China's consumer price index (CPI), a key gauge of inflation, rose 2 percent year on year in August, accelerating from 1.8 percent in July, the National Bureau of Statistics (NBS) said Sunday.
The increasing inflationary pressure and weakening economic growth will place the central bank in a monetary policy quandary, said Guo Tianyong, a finance expert at the Central University of Finance and Economics.
The higher CPI growth was mainly driven by food price hikes, as heavy rains affected vegetable supplies and global grain prices went up, said analysts.
Food prices, which account for nearly one-third of the prices used to calculate the CPI, climbed 3.4 percent in August from a year earlier, greater than 2.4 percent in July, the NBS said.
Vegetable prices jumped 23.8 percent year on year in August, while fruit prices surged 9.7 percent.
The base effect also contributed to the higher annual rate. China's CPI growth has gradually retreated since July last year, when it hit a 37-month high of 6.5 percent.
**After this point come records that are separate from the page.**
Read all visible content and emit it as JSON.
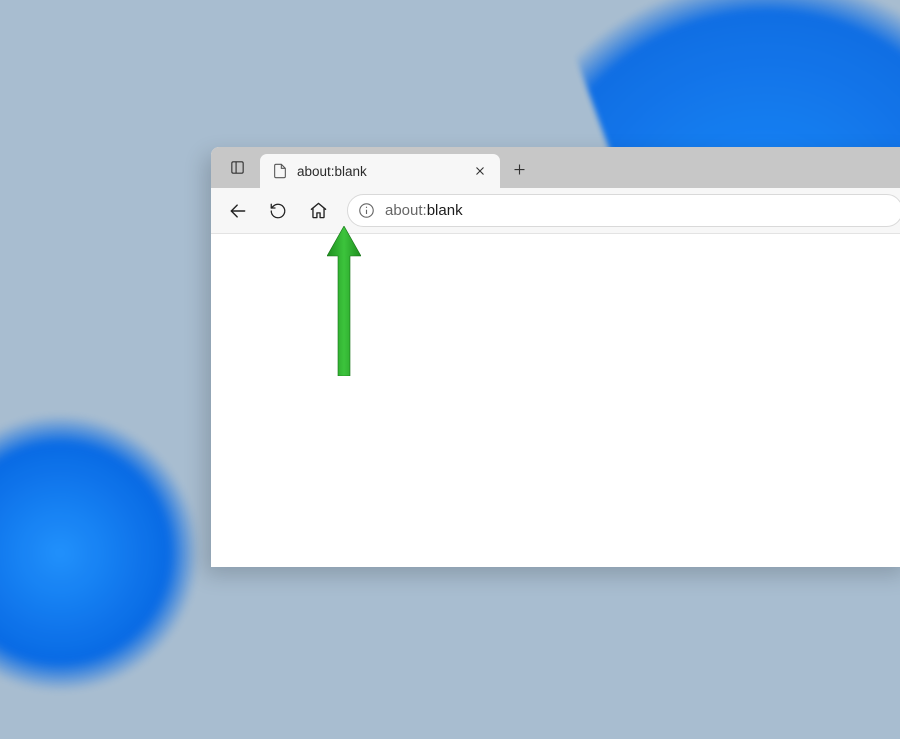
{
  "tabstrip": {
    "tab_title": "about:blank"
  },
  "addressbar": {
    "url_prefix": "about:",
    "url_highlight": "blank"
  },
  "annotation": {
    "arrow_color": "#2aa02a",
    "target": "home-button"
  }
}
Zhang Liqun, a researcher with the Development Research Center of the State Council, or China's cabinet, said authorities should pay attention to preventing inflation pressure from regathering while easing monetary policies to support the softening economy.
"It's easy for prices to rebound faster than desired if we are not cautious," he said.
Despite the rebound, inflation's downward trajectory has not changed, as August CPI growth remained mild, said Liu Yuanchun, deputy head of the School of Economics at Renmin University of China.
In the first eight months, the CPI gained 2.9 percent on average over the same period last year, well within the 4-percent government target for the whole year, according to the NBS.
Wang Jun, a researcher with the China Center for International Economic Exchanges, urged the government to further loosen the monetary supply, as he expects inflation to retreat again in the fourth quarter.
"There is no need to worry about inflation. The priority should be to stabilize economic growth," he said.
China's inflation rate weakened continuously to reach a 30-month low in July after growth cooled to 7.6 percent in the second quarter, the slowest rate since the first quarter of 2009.
Wang said the continuous falling of the producer price index (PPI) is evidence that deflation already exists in industrial product prices, which he said indicates a downbeat outlook for the economy.
The PPI, which measures inflation at the wholesale level, slumped 3.5 percent year on year in August, compared with a 2.9-percent decline in July, the NBS said.
It marked the sixth straight month of decline after China's PPI saw a drop in March for the first time since December 2009.
On a month-on-month basis, the CPI grew 0.6 percent in August and the PPI moved down 0.5 percent, according to the NBS.
In August, producer purchase prices shed 4.1 percent year on year and 0.5 percent from July, the NBS data showed.
Lian Ping, chief economist at the Bank of Communications, said the central bank will likely keep interest rates unchanged if inflation continues to increase in the coming months.
"However, the possibility of another interest rate cut cannot be ruled out, as it's still necessary to reduce borrowing costs for enterprises," he said. "But I do not expect continuous, large rate cuts."
The central bank has cut its lending and deposit rates twice this year, as well as lowered the amount of funds that banks must keep in reserve.
Using an investment prod to stimulate the economy, China's top economic planner approved 55 investment projects worth 1 trillion yuan (157.7 billion U.S. dollars) in two days last week to build highways, ports and railways across the country.
China will continue its proactive fiscal policy and prudent monetary policy to maintain economic growth and keep prices stable, President Hu Jintao said in a keynote speech delivered Saturday at the Asia-Pacific Economic Cooperation (APEC) CEO summit held in Russia.